Die Anzahl der Pixel pro Zeile ist hingegen immer gleich groß, nämlich bei 1080p eben diese 1920. Der Sinn ist, zumindest seit der neueren Generation von Plasma- und LCD-Fernsehern ohne Overscan, eine pixelgenaue Darstellung. Ein Pixel des Video soll genau auf einem LCD-Pixel dargestellt werden, ohne Skalierung. Denn durch diese unskalierte Darstellung ist das Bild besondern scharf, denn beim Skalieren gehen Schärfe und auch indirekt Details verloren.
So, nun soll dieses LCD-Panel eine Auflösung von 2560x1080 Pixel haben. Damit nun 21:9-Filme formatfüllend dargestellt werden, muss die aktiven Bildfläche von 1920x816 eingezoomt und auf diese 2560x1080 Pixel hochskaliert werden. Also muss im Gegensatz zu einem normalen 16:9-Panel hier das Bild skaliert werden und somit ist hier keine pixelgenaue Darstellung systemtechnisch bedingt mehr möglich.
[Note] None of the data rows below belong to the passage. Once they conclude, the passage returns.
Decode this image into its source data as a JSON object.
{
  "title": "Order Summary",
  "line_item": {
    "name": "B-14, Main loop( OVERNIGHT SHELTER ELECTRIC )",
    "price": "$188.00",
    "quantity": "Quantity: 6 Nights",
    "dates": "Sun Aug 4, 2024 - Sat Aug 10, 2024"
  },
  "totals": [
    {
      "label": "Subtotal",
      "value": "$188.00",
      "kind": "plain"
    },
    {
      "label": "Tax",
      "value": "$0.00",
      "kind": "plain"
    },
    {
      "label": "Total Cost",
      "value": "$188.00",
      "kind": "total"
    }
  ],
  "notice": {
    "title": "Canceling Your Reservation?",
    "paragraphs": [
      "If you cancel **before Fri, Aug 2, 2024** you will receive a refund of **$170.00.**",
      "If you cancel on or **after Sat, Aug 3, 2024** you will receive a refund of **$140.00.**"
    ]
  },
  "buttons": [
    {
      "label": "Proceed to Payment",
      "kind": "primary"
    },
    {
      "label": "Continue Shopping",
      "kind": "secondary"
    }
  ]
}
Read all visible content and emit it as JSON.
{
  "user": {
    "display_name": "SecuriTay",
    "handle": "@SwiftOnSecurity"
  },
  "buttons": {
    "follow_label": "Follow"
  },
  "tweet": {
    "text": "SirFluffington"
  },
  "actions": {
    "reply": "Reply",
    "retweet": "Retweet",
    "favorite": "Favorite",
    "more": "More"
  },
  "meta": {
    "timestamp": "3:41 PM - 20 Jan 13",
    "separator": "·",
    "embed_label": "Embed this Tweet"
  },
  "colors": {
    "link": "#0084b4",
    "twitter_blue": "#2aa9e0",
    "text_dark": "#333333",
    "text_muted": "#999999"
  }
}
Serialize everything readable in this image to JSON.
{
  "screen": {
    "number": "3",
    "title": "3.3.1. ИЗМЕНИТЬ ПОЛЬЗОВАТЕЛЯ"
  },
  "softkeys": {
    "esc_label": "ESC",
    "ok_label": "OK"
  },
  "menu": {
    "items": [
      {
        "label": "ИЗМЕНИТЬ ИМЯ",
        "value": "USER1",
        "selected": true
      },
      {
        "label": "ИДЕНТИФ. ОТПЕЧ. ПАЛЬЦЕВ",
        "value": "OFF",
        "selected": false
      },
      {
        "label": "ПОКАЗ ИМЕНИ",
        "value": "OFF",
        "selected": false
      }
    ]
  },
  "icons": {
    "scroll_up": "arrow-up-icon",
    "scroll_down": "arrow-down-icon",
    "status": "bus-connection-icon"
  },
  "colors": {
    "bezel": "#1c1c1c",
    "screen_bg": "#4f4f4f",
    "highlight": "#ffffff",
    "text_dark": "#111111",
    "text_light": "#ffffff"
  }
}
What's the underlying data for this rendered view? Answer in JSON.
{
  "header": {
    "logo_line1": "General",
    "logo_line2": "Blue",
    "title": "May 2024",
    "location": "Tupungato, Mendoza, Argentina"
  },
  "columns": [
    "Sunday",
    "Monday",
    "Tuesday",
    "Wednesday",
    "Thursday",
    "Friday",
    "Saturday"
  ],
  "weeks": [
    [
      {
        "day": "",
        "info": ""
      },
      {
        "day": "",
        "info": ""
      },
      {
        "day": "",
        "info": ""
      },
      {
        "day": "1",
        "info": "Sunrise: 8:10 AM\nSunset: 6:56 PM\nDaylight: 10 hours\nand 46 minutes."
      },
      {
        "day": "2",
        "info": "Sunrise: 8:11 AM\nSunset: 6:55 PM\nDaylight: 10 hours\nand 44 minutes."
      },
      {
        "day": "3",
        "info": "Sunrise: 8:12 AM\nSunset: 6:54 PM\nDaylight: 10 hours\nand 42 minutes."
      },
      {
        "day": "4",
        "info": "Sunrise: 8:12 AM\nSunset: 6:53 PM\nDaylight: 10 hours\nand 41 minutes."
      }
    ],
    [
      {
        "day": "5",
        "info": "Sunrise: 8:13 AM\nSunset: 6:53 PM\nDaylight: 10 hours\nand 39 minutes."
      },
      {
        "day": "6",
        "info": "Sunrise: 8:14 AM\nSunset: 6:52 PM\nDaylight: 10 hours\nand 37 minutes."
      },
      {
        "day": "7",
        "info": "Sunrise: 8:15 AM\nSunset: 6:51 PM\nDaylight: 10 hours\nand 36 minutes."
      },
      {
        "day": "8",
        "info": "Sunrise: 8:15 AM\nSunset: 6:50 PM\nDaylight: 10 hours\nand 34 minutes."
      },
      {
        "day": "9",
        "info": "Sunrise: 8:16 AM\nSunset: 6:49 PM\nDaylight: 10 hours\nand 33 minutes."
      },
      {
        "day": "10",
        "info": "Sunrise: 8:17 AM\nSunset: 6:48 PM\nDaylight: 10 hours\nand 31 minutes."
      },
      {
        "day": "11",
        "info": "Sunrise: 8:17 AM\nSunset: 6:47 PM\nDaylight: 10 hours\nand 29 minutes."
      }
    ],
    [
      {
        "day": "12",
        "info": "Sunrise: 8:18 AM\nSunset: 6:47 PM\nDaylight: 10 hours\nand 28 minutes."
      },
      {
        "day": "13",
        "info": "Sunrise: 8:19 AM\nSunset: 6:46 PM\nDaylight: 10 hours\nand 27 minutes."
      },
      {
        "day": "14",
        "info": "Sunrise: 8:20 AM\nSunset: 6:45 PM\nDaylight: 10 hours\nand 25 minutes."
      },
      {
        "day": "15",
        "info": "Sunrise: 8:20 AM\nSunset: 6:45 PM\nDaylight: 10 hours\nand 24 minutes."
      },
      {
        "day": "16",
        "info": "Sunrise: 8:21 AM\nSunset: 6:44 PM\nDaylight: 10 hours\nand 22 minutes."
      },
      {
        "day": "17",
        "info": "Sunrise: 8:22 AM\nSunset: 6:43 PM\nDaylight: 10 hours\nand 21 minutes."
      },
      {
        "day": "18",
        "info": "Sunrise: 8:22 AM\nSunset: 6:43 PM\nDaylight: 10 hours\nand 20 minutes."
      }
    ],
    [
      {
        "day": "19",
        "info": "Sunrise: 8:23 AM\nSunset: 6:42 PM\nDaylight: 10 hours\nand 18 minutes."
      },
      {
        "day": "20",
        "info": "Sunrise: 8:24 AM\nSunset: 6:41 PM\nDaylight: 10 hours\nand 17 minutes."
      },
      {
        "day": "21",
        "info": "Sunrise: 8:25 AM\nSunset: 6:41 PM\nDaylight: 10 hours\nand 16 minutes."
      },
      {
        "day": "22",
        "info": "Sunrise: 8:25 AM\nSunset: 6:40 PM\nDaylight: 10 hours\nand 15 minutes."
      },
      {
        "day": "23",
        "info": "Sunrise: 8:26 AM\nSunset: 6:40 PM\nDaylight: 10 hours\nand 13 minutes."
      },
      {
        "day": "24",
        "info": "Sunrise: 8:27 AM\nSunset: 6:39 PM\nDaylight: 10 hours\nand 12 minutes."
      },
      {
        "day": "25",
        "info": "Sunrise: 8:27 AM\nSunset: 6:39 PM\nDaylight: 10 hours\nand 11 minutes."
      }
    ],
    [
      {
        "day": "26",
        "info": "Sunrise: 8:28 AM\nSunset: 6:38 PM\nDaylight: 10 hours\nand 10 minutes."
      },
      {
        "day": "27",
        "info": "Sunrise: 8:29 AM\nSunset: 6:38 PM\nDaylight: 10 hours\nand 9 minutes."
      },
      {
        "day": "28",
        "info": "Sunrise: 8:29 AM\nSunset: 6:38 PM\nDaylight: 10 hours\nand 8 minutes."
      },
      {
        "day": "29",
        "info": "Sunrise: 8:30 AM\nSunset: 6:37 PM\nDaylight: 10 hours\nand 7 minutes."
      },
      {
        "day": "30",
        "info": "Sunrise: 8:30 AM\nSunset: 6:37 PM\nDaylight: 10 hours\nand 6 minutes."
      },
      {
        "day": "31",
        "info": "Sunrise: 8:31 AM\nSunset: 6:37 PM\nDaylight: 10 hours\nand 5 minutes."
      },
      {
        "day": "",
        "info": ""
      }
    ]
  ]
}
Bei 16:9-Filmen ist die Darstellung pixelgenau, dann aber mit schwarzen Balken links und rechts, nur eben noch etwas dicker als bei 16:9-Panels.
Das Problem hierzu ist eigentlich die Blu-ray, denn dieses Format unterstützt wie schon seit Jahrzehnten andere Formate zuvor auch nur 4:3 und 16:9. Alle andere Formate müssen wie bei der DVD und VHS auch schon als Letterbox konstruiert werden bzw. anamorph mit schwarzen Balken.
Im Gegensatz dazu unterstützen DivX-Player generell alle Formate, denn je nach dem welchen Format vorliegt werden einfach entsprechend große schwarze Balken eingefügt, bis der Bildschrim (4:3 oder 16:9) komplett mit einem Signal gefüllt ist.
Ein Player kann auch Filme im 1:1-Format abspielen, nur ist eben dann die Weiterverarbeitung des Signals nur auf 4:3 und 16:9 ausgelegt. Wäre dem nicht so, könnten solche Player auch beliebige Bildschirmformate ansteuern, wie beim PC auch. Dort gibt es ja auch nicht nur 4:3- oder 16:9-Panels, sondern eben auch 5:4 und 16:10. Und jedes anderen Format wäre ebenfalls möglich, wie z.B. auch ein 4:5 oder 10:16, so wie es dann bei der angewandten Pivot-Funktion herauskommt.
Fazit:
Der 21:9-Fernseher sieht optisch sicher edel aus, nur wird man mit diesem Gerät nicht die perfekte Bildqualität haben wie man sie mit einem normalen 16:9-Panel hat.
Abhilfe würde hier nur eine Erweiterung der Blu-ray bringen, indem dann z.B. auch 21:9 unterstützt werden würde, z.B. mit ca. 2544x1080. Das Bild sollte eben immer 1080 Pixel hoch sein, nur die Breite darf variieren damit eine pixelgenau Darstellung immer möglich ist.